Secretário Nacional de Justiça relata os desafios da deficiência visual
Cláudio de Castro Panoeiro conta como os livros mudaram a sua vida
Aos doze anos de idade, mesmo usando óculos, ele não conseguia mais ler um livro nem enxergar o quadro na sala de aula. Foi diagnosticado com retinose pigmentar, uma doença autoimune e degenerativa da retina que foi se agravando com o passar do tempo. Aconselhado a estudar numa escola especializada para deficientes visuais, deixou a família na Bahia e se mudou para o Rio de Janeiro, onde se matriculou no Instituto Benjamin Constant, referência de ensino para deficientes visuais. No início, os primeiros passos foram desafiadores. Saía de casa às 4h30 para chegar a tempo da aula, que começava às 7h20. Mas, aos poucos, foi se adaptando, sobretudo quando passou a andar com a ajuda de uma bengala. A sua salvação, conforme costuma contar, foi ter aprendido a ler em braile. “Mudou a minha vida”, conta o advogado da União Cláudio de Castro Panoeiro, atual secretário nacional de Justiça.
No ensino médio, quando foi transferido para o Colégio Pedro II, Panoeiro foi incentivado a ler, em média, seis livros por ano. Mas, dessa vez, não eram publicações em braile. O jovem estudante recorreu à ajuda de uma audioteca chamada Clube da Boa Leitura, formada por voluntários que gravavam uma série de textos de autores brasileiros como Machado de Assis, Aluísio de Azevedo e José de Alencar. Tudo de graça. Cada obra tinha, em média, 30 fitas armazenadas em caixas de sapato. “Me lembro de uma vez que precisava ler Madona de Cedro, de Antonio Callado, mas ele não estava disponível em gravação. Uma funcionária da biblioteca se dispôs a ler para mim, depois do expediente dela. E assim fui contando com a solidariedade de outras pessoas para chegar até a faculdade”, relembra o secretário nacional de Justiça.

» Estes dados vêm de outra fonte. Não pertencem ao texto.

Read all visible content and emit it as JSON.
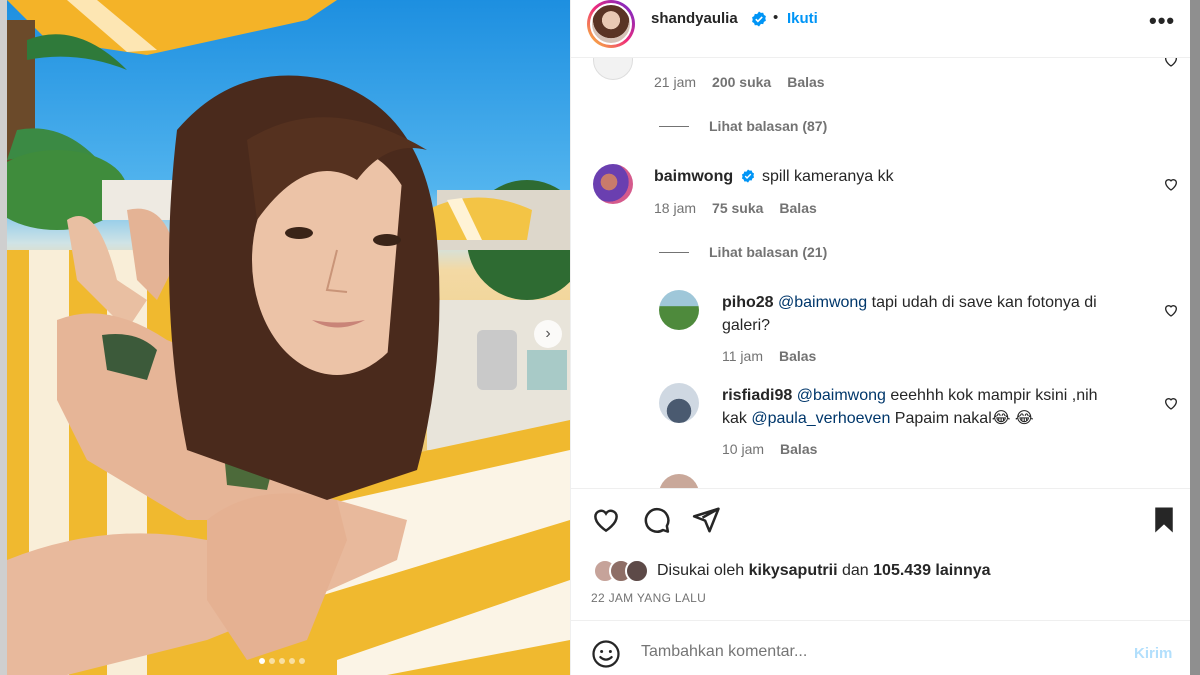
{
  "header": {
    "username": "shandyaulia",
    "separator": "•",
    "follow_label": "Ikuti",
    "more_label": "•••"
  },
  "comments": [
    {
      "time": "21 jam",
      "likes": "200 suka",
      "reply_label": "Balas",
      "view_replies": "Lihat balasan (87)"
    },
    {
      "username": "baimwong",
      "text": "spill kameranya kk",
      "time": "18 jam",
      "likes": "75 suka",
      "reply_label": "Balas",
      "view_replies": "Lihat balasan (21)",
      "replies": [
        {
          "username": "piho28",
          "mention": "@baimwong",
          "text_line1": " tapi udah di save kan fotonya di",
          "text_line2": "galeri?",
          "time": "11 jam",
          "reply_label": "Balas"
        },
        {
          "username": "risfiadi98",
          "mention": "@baimwong",
          "text_line1": " eeehhh kok mampir ksini ,nih",
          "text_line2_prefix": "kak ",
          "mention2": "@paula_verhoeven",
          "text_line2_suffix": " Papaim nakal😂 😂",
          "time": "10 jam",
          "reply_label": "Balas"
        }
      ]
    }
  ],
  "actions": {
    "liked_by_prefix": "Disukai oleh ",
    "liked_by_user": "kikysaputrii",
    "liked_by_mid": " dan ",
    "liked_by_count": "105.439 lainnya",
    "time_ago": "22 JAM YANG LALU"
  },
  "add_comment": {
    "placeholder": "Tambahkan komentar...",
    "post_label": "Kirim"
  },
  "icons": [
    "verified-icon",
    "heart-icon",
    "comment-icon",
    "share-icon",
    "save-icon",
    "emoji-icon"
  ],
  "colors": {
    "accent": "#0095f6",
    "mention": "#00376b",
    "muted": "#737373",
    "post_disabled": "#b2dffc"
  },
  "carousel": {
    "slides": 5,
    "active": 1
  }
}
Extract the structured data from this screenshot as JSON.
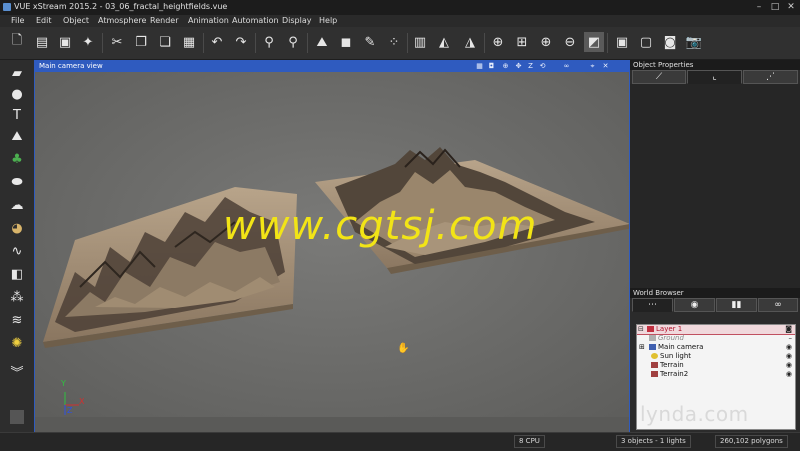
{
  "window": {
    "title": "VUE xStream 2015.2 - 03_06_fractal_heightfields.vue"
  },
  "menu": [
    "File",
    "Edit",
    "Object",
    "Atmosphere",
    "Render",
    "Animation",
    "Automation",
    "Display",
    "Help"
  ],
  "toolbar": {
    "icons": [
      "new-file-icon",
      "open-file-icon",
      "save-icon",
      "wand-icon",
      "cut-icon",
      "copy-icon",
      "paste-icon",
      "delete-icon",
      "undo-icon",
      "redo-icon",
      "link-icon",
      "unlink-icon",
      "terrain-icon",
      "cube-icon",
      "brush-icon",
      "material-icon",
      "film-icon",
      "flip-h-icon",
      "flip-v-icon",
      "globe-icon",
      "zoom-fit-icon",
      "zoom-in-icon",
      "zoom-out-icon",
      "render-region-icon",
      "display-options-icon",
      "frame-icon",
      "layout-icon",
      "camera-icon"
    ]
  },
  "toolbox": {
    "icons": [
      "plane-icon",
      "sphere-icon",
      "text-icon",
      "terrain-tool-icon",
      "tree-icon",
      "rock-icon",
      "cloud-icon",
      "planet-icon",
      "path-icon",
      "cube-tool-icon",
      "particles-icon",
      "tornado-icon",
      "light-icon",
      "expand-icon"
    ]
  },
  "viewport": {
    "title": "Main camera view",
    "icons": [
      "vp-grid-icon",
      "vp-camera-icon",
      "vp-zoom-icon",
      "vp-z-icon",
      "vp-pan-icon",
      "vp-rotate-icon",
      "vp-link-icon",
      "vp-pin-icon",
      "vp-close-icon"
    ],
    "axes": {
      "x": "X",
      "y": "Y",
      "z": "Z"
    }
  },
  "watermark": "www.cgtsj.com",
  "object_properties": {
    "title": "Object Properties",
    "tabs": [
      "",
      "",
      ""
    ]
  },
  "world_browser": {
    "title": "World Browser",
    "tabs": [
      "",
      "",
      "",
      ""
    ],
    "tree": [
      {
        "label": "Layer 1",
        "style": "layer"
      },
      {
        "label": "Ground",
        "style": "disabled"
      },
      {
        "label": "Main camera",
        "style": "normal"
      },
      {
        "label": "Sun light",
        "style": "normal"
      },
      {
        "label": "Terrain",
        "style": "normal"
      },
      {
        "label": "Terrain2",
        "style": "normal"
      }
    ]
  },
  "status": {
    "cpu": "8 CPU",
    "objects": "3 objects - 1 lights",
    "polygons": "260,102 polygons"
  },
  "brand": "lynda.com",
  "colors": {
    "viewport_border": "#2f5bbf",
    "watermark": "#f2e416",
    "layer_text": "#b0102a"
  }
}
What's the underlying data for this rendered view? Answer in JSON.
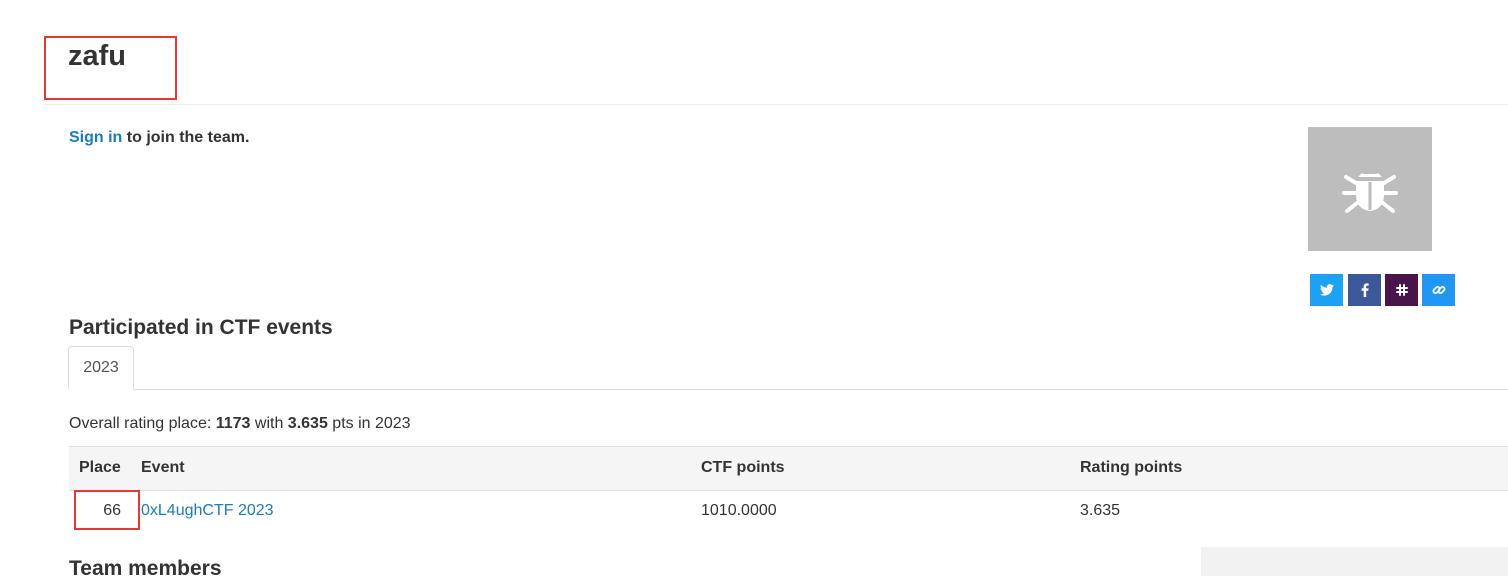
{
  "team": {
    "name": "zafu"
  },
  "signin": {
    "link": "Sign in",
    "rest": " to join the team."
  },
  "share": {
    "twitter": "twitter-icon",
    "facebook": "facebook-icon",
    "slack": "slack-icon",
    "link": "link-icon"
  },
  "events": {
    "title": "Participated in CTF events",
    "tabs": [
      "2023"
    ],
    "summary": {
      "prefix": "Overall rating place: ",
      "place": "1173",
      "mid": " with ",
      "points": "3.635",
      "suffix": " pts in 2023"
    },
    "table": {
      "headers": [
        "Place",
        "Event",
        "CTF points",
        "Rating points"
      ],
      "rows": [
        {
          "place": "66",
          "event": "0xL4ughCTF 2023",
          "ctf_points": "1010.0000",
          "rating_points": "3.635"
        }
      ]
    }
  },
  "members": {
    "title": "Team members"
  },
  "colors": {
    "link": "#1a7bc0",
    "highlight": "#e53935",
    "avatar_bg": "#bdbdbd",
    "twitter": "#1da1f2",
    "facebook": "#3b5998",
    "slack": "#4a154b",
    "share_link": "#2196f3"
  }
}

Antes de prestar vestibular, os colegas de Panoeiro o aconselharam a optar pela graduação em engenharia. O jovem estudante agradeceu a sugestão fazendo troça: “Vou estudar engenharia e trabalhar com o quê? Quem vai contratar um engenheiro cego?”. Devido à sua afinidade com livros e às oportunidades abrangentes da área, escolheu Direito – e foi aprovado na Universidade Federal do Rio de Janeiro (UFRJ). “Foi um dos momentos mais difíceis. No ensino superior, eu não tinha nem prova tampouco livro adaptados para mim. Eu contava com a ajuda de um estudante indicado pela universidade”, conta ele, reforçando que fez questão de escolher um aluno de outro curso para não haver qualquer suspeita de eventual favorecimento.
Após se formar, Panoeiro percebeu que seria inviável disputar uma vaga em um escritório de advocacia, já que o custo da sua adaptação no ambiente de trabalho seria elevado. Decidiu, então, prestar concursos públicos. Foi aprovado para trabalhar no Tribunal de Justiça do Rio de Janeiro. Alguns anos depois, em 2004, passou na Advocacia-Geral da União (AGU). Para exercer a sua função, contava com a ajuda de um estagiário, de amigos e familiares. “O meu maior desafio era interagir com documentos e processos físicos”, relembra ele. Com o passar do tempo, Panoeiro começou a se destacar na área de reintegração de posse de imóveis. Em 2010, foi convidado para fazer uma sustentação oral no Superior Tribunal de Justiça (STJ), a primeira realizada por um deficiente visual.
Três anos depois, o advogado da União se mudou para a Espanha, onde fez mestrado e doutorado na Universidade de Salamanca, uma das mais tradicionais da Europa. Foi aprovado, com nota máxima e louvor. Voltou ao Brasil em fevereiro deste ano. Em maio, recebeu um convite do ministro da Justiça, André Mendonça, para assumir a Secretaria Nacional de Justiça, uma área estratégica que coordena diversas políticas públicas, da classificação indicativa de filmes à recuperação de recursos desviados no exterior. Em sua nova função, em que conta com a ajuda de colegas da pasta, Panoeiro está desenvolvendo um projeto para tornar os sites de Justiça mais acessíveis aos deficientes visuais. Ele quer que outras pessoas como ele possam voar ainda mais alto.